Apesar dos desastres ambientais já serem extremamente comuns ao decorrer de todo século XX, termos ambientais como poluição, degradação e etc, só irão aparecer formalmente na conferência de Estocolmo em 1972, e finalmente se popularizariam na conferência do Rio de Janeiro em 1992. A conferência do Rio foi um grande avanço nas discussões das questões ambientais, tanto pela sensibilização das pessoas que danos ambientais realmente existem,e pela desmistificação de que desastres ambientais ocorriam simplesmente porque deus quis (assim como era comum em países conservadores de políticas direcionadas pela religão e a igreja, como o Brasil).
Dessa forma , forma a ideologia ambiental(assim como a idéia de desenvolvimento sustentável, consumo consciente e etc) realmente começou a ser idealizada pelo mundo todo, porém esbarrava em um conflito de interesses extremamente delicado. Os ideais ambientalista iam de várias formas contra os ideais de produção e consumo, estabelecidos pelo tão padrão sistema capitalista.
É só pensar como seria idealizar consumo consciente, uma das propostas do desenvolvimento sustentável, em um sistema em que se baseava no consumo excessivo? As últimas décadas do século XX e os tempos atuais, simbolizaram a "era dos descartáveis", que representa um dos maiores avanços do comércio, de forma que hoje em dia, praticamente tudo pode ser produzido e empacotado em uma embalagem para ser comercializado e consumido em qualquer situação. É claro que todo esse avanço tem um custo, que no caso seriam os resíduos gerados por isso, tornando o plástico um dos maiores problemas ambientais do século XXI.


Enfim...

O marketing verde ou qualquer outro termo referente a isto, se define na utilização de iniciativas ambientais de alguma forma para se promover uma determinada marca ou objeto de consumo, pode ser utilizado tanto em um comercial como em um programa ambiental descrito em um rótulo ou propaganda.

Fonte: Página dos Malvados

Não é necessário ir longe para se citar exemplos, correndo o risco de ser esquartejado, triturado e jogado no rio, citarei algumas destas "ambientalmente corretas" empresas (lembrando que praticamente todas as empresas citadas tem áreas enormes em suas páginas na Internet, intituladas "sustentabilidade", nas quais expressam bem detalhadamente seu amor pela natureza):

- VALE s.a. (antigamente conhecida como vale do rio doce): sem dúvida a maior empresa de extração mineral do Brasil, e uma grande multi-nacional. Possui diversos programas sociais no país, incluindo apoio a cultura e programas de educação ambiental. Porém é tão somente uma das maiores devastadoras de áreas naturais no brasil, as áreas utilizadas pela VALE, tanto no estado de MG quanto do PA, são exemplos bizarros de danos ambientais totalmente irreparáveis.
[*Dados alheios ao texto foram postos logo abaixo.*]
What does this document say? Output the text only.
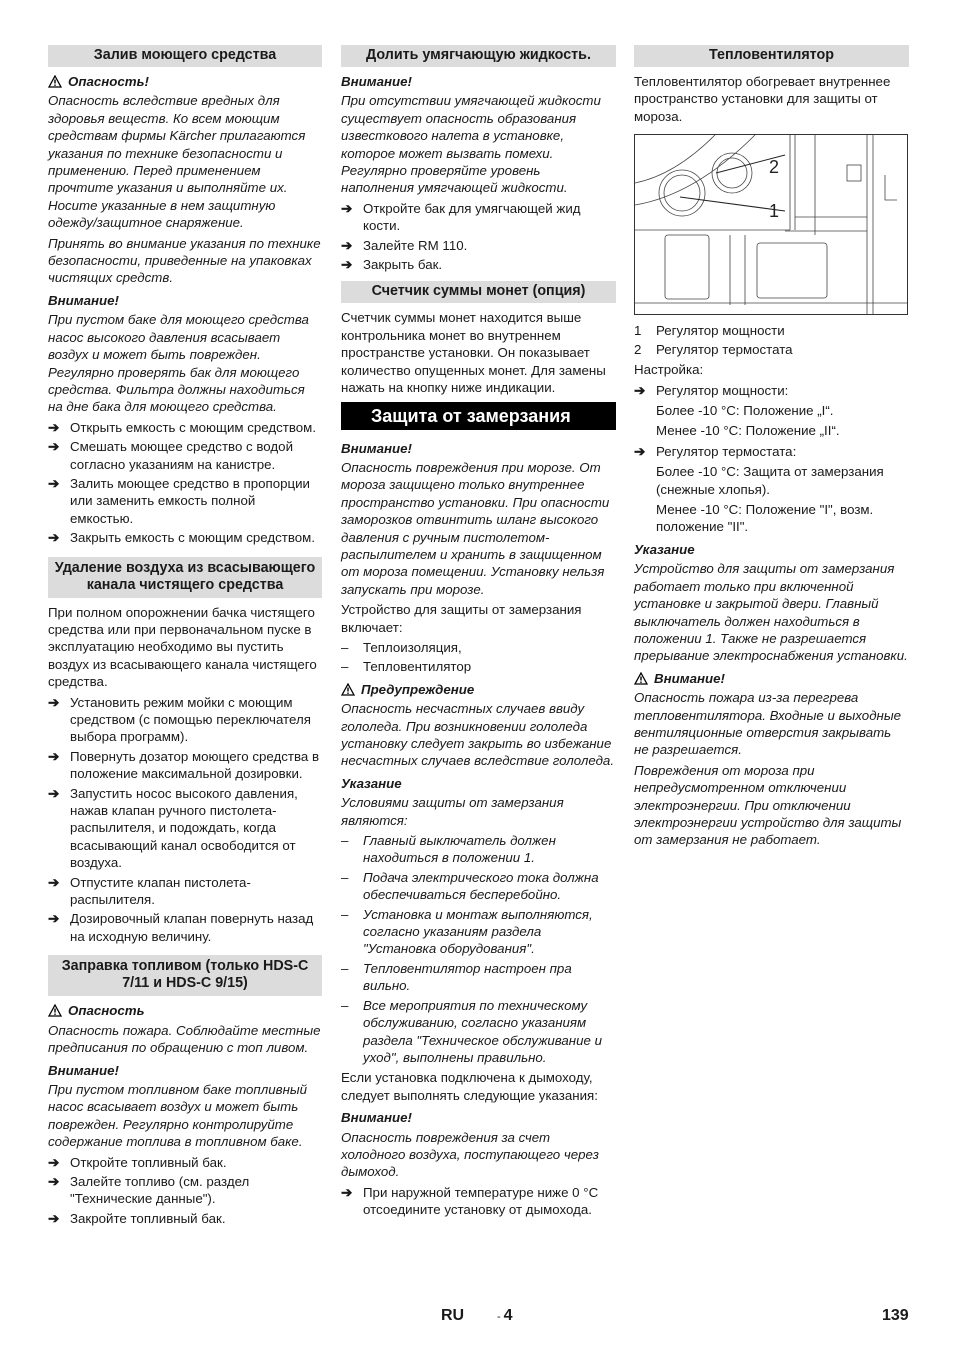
Залив моющего средства
Опасность!

Опасность вследствие вредных для здоровья веществ. Ко всем моющим средствам фирмы Kärcher прилагаются указания по технике безопасности и применению. Перед применением прочтите указания и выполняйте их. Носите указанные в нем защитную одежду/защитное снаряжение.

Принять во внимание указания по технике безопасности, приведенные на упаковках чистящих средств.

Внимание!

При пустом баке для моющего средства насос высокого давления всасывает воздух и может быть поврежден. Регулярно проверять бак для моющего средства. Фильтра должны находиться на дне бака для моющего средства.

➔ Открыть емкость с моющим средством.
➔ Смешать моющее средство с водой согласно указаниям на канистре.
➔ Залить моющее средство в пропорции или заменить емкость полной емкостью.
➔ Закрыть емкость с моющим средством.
Удаление воздуха из всасывающего канала чистящего средства

При полном опорожнении бачка чистящего средства или при первоначальном пуске в эксплуатацию необходимо вы пустить воздух из всасывающего канала чистящего средства.

➔ Установить режим мойки с моющим средством (с помощью переключателя выбора программ).
➔ Повернуть дозатор моющего средства в положение максимальной дозировки.
➔ Запустить носос высокого давления, нажав клапан ручного пистолета-распылителя, и подождать, когда всасывающий канал освободится от воздуха.
➔ Отпустите клапан пистолета-распылителя.
➔ Дозировочный клапан повернуть назад на исходную величину.
Заправка топливом (только HDS-C 7/11 и HDS-C 9/15)
Опасность

Опасность пожара. Соблюдайте местные предписания по обращению с топ ливом.

Внимание!

При пустом топливном баке топливный насос всасывает воздух и может быть поврежден. Регулярно контролируйте содержание топлива в топливном баке.

➔ Откройте топливный бак.
➔ Залейте топливо (см. раздел "Технические данные").
➔ Закройте топливный бак.
Долить умягчающую жидкость.
Внимание!

При отсутствии умягчающей жидкости существует опасность образования известкового налета в установке, которое может вызвать помехи. Регулярно проверяйте уровень наполнения умягчающей жидкости.

➔ Откройте бак для умягчающей жид кости.
➔ Залейте RM 110.
➔ Закрыть бак.
Счетчик суммы монет (опция)

Счетчик суммы монет находится выше контрольника монет во внутреннем пространстве установки. Он показывает количество опущенных монет. Для замены нажать на кнопку ниже индикации.

Защита от замерзания
Внимание!

Опасность повреждения при морозе. От мороза защищено только внутреннее пространство установки. При опасности заморозков отвинтить шланг высокого давления с ручным пистолетом-распылителем и хранить в защищенном от мороза помещении. Установку нельзя запускать при морозе.

Устройство для защиты от замерзания включает:

– Теплоизоляция,
– Тепловентилятор
Предупреждение

Опасность несчастных случаев ввиду гололеда. При возникновении гололеда установку следует закрыть во избежание несчастных случаев вследствие гололеда.

Указание

Условиями защиты от замерзания являются:

– Главный выключатель должен находиться в положении 1.
– Подача электрического тока должна обеспечиваться бесперебойно.
– Установка и монтаж выполняются, согласно указаниям раздела "Установка оборудования".
– Тепловентилятор настроен пра вильно.
– Все мероприятия по техническому обслуживанию, согласно указаниям раздела "Техническое обслуживание и уход", выполнены правильно.

Если установка подключена к дымоходу, следует выполнять следующие указания:

Внимание!

Опасность повреждения за счет холодного воздуха, поступающего через дымоход.

➔ При наружной температуре ниже 0 °C отсоедините установку от дымохода.
Тепловентилятор

Тепловентилятор обогревает внутреннее пространство установки для защиты от мороза.

2
1
1 Регулятор мощности
2 Регулятор термостата

Настройка:

➔ Регулятор мощности:
Более -10 °C: Положение „I“.
Менее -10 °C: Положение „II“.
➔ Регулятор термостата:
Более -10 °C: Защита от замерзания (снежные хлопья).
Менее -10 °C: Положение "I", возм. положение "II".
Указание

Устройство для защиты от замерзания работает только при включенной установке и закрытой двери. Главный выключатель должен находиться в положении 1. Также не разрешается прерывание электроснабжения установки.

Внимание!

Опасность пожара из-за перегрева тепловентилятора. Входные и выходные вентиляционные отверстия закрывать не разрешается.

Повреждения от мороза при непредусмотренном отключении электроэнергии. При отключении электроэнергии устройство для защиты от замерзания не работает.

RU	- 4	139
Caso um dia a VALE vá a falência, tenho certeza que nunca a esqueceremos, pelas marcas deixadas no território brasileiro.

- SOUZA CRUZ: empresa de cigarros, a qual financia vários programas de educação ambiental, promove o comercial de que toda sua produção é 100% sustentável, além de divulgar seu parque ambiental. Não precisa-se comentar muito sobre esta, a qual é uma empresa que se baseia no vício do consumidor e comercializa uma das drogas mais viciantes do mundo. Eu garanto que a fumaça produzida pelos cigarros tanto pro fumante traz grandes transtornos para os habitantes da terra.

- PETROBRÁS: empresa a qual é responsável pela produção e comércio dos produtos que têm causado os maiores danos ambientais da atualidade, derivados do petróleo, como combustíveis, plástico, borrachas para diversas finalidades, solventes entre outros. Além de ser responsável pelos maiores desastres ambientais que já ocorreram no Brasil, esta empresa expressa que seu lema é sustentabilidade. Pelo meu ver é a empresa que possui o maior número de projetos ambientais que eu já vi, muito provavelmente justificado pela enorme renda anual desta empresa, a qual tem a maior renda do Brasil.




Concluindo...

A idéia desta postagem foi apresentar o que se define por Marketing Verde e o que tem por tráz dele. Isso tudo na tentativa de sensibilizar as pessoas de que o mercado é extremamente cruel, e que só há alguns tipos de iniciativas ambientalistas, porque é interessante para o mercado.
Esta temática terá continuação, numa próxima postagem de tema "consumo consciente".